Fargo had actually done preliminary work on a Wasteland sequel with Fallout lead artist Jason D. Anderson and Wasteland co-designer Mike Stackpole, but he couldn’t drum up any interest in it. “Publishers just had no interest in a party based RPG and they felt like they would need to go up against the production costs of Bioware which are in the tens of millions of dollars,” Fargo told No Mutants Allowed. “It was frustrating for both of us as we had fans on one side pinging us constantly for a new Wasteland but we just had no way to finance it.”

He acknowledged that making RPGs on a small budget is more difficult than other genres because of the need for a large amount of assets to support “cause-and-effect” gameplay, much of which won’t even be seen on a single play-through. On the upside, the “base mechanics” of the original game are already there and the assets created for the rejected pitch won’t go to waste either.

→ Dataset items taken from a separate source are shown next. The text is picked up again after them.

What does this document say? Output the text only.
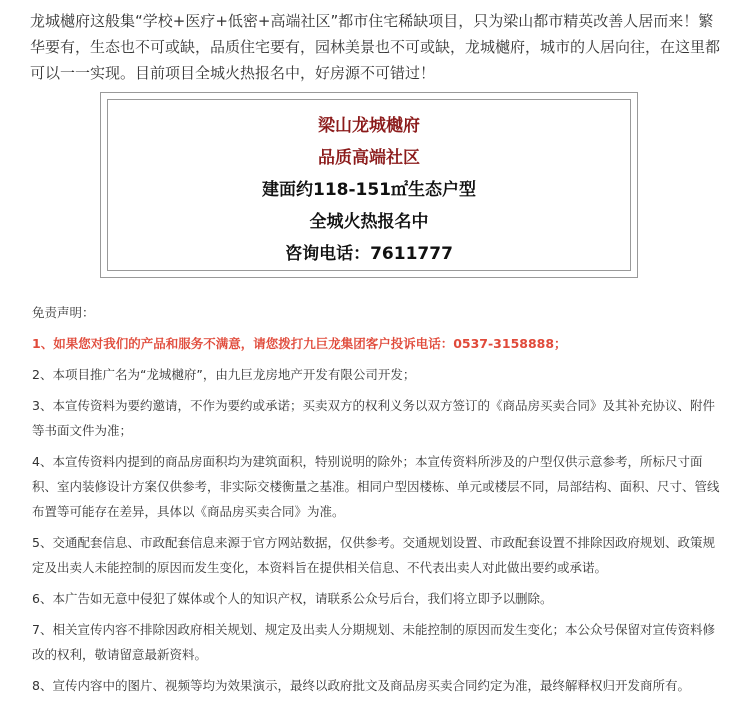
龙城樾府这般集“学校+医疗+低密+高端社区”都市住宅稀缺项目，只为梁山都市精英改善人居而来！繁华要有，生态也不可或缺，品质住宅要有，园林美景也不可或缺，龙城樾府，城市的人居向往，在这里都可以一一实现。目前项目全城火热报名中，好房源不可错过！
梁山龙城樾府
品质高端社区
建面约118-151㎡生态户型
全城火热报名中
咨询电话：7611777

免责声明：

1、如果您对我们的产品和服务不满意，请您拨打九巨龙集团客户投诉电话：0537-3158888；

2、本项目推广名为“龙城樾府”，由九巨龙房地产开发有限公司开发；

3、本宣传资料为要约邀请，不作为要约或承诺；买卖双方的权利义务以双方签订的《商品房买卖合同》及其补充协议、附件等书面文件为准；

4、本宣传资料内提到的商品房面积均为建筑面积，特别说明的除外；本宣传资料所涉及的户型仅供示意参考，所标尺寸面积、室内装修设计方案仅供参考，非实际交楼衡量之基准。相同户型因楼栋、单元或楼层不同，局部结构、面积、尺寸、管线布置等可能存在差异，具体以《商品房买卖合同》为准。

5、交通配套信息、市政配套信息来源于官方网站数据，仅供参考。交通规划设置、市政配套设置不排除因政府规划、政策规定及出卖人未能控制的原因而发生变化，本资料旨在提供相关信息、不代表出卖人对此做出要约或承诺。

6、本广告如无意中侵犯了媒体或个人的知识产权，请联系公众号后台，我们将立即予以删除。

7、相关宣传内容不排除因政府相关规划、规定及出卖人分期规划、未能控制的原因而发生变化；本公众号保留对宣传资料修改的权利，敬请留意最新资料。

8、宣传内容中的图片、视频等均为效果演示，最终以政府批文及商品房买卖合同约定为准，最终解释权归开发商所有。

“Jason did a fantastic job on the design and story material so you can bet we fully plan on using it in this game. I’m fortunate to have had Jason spend close to a year on design materials,” Fargo said. “We really had a great time envisioning what it could be and I’m excited that it might finally become a reality… but of course that is about to be up to the public’s support.”

The Wasteland 2 Kickstarter is expected to open to the public in March.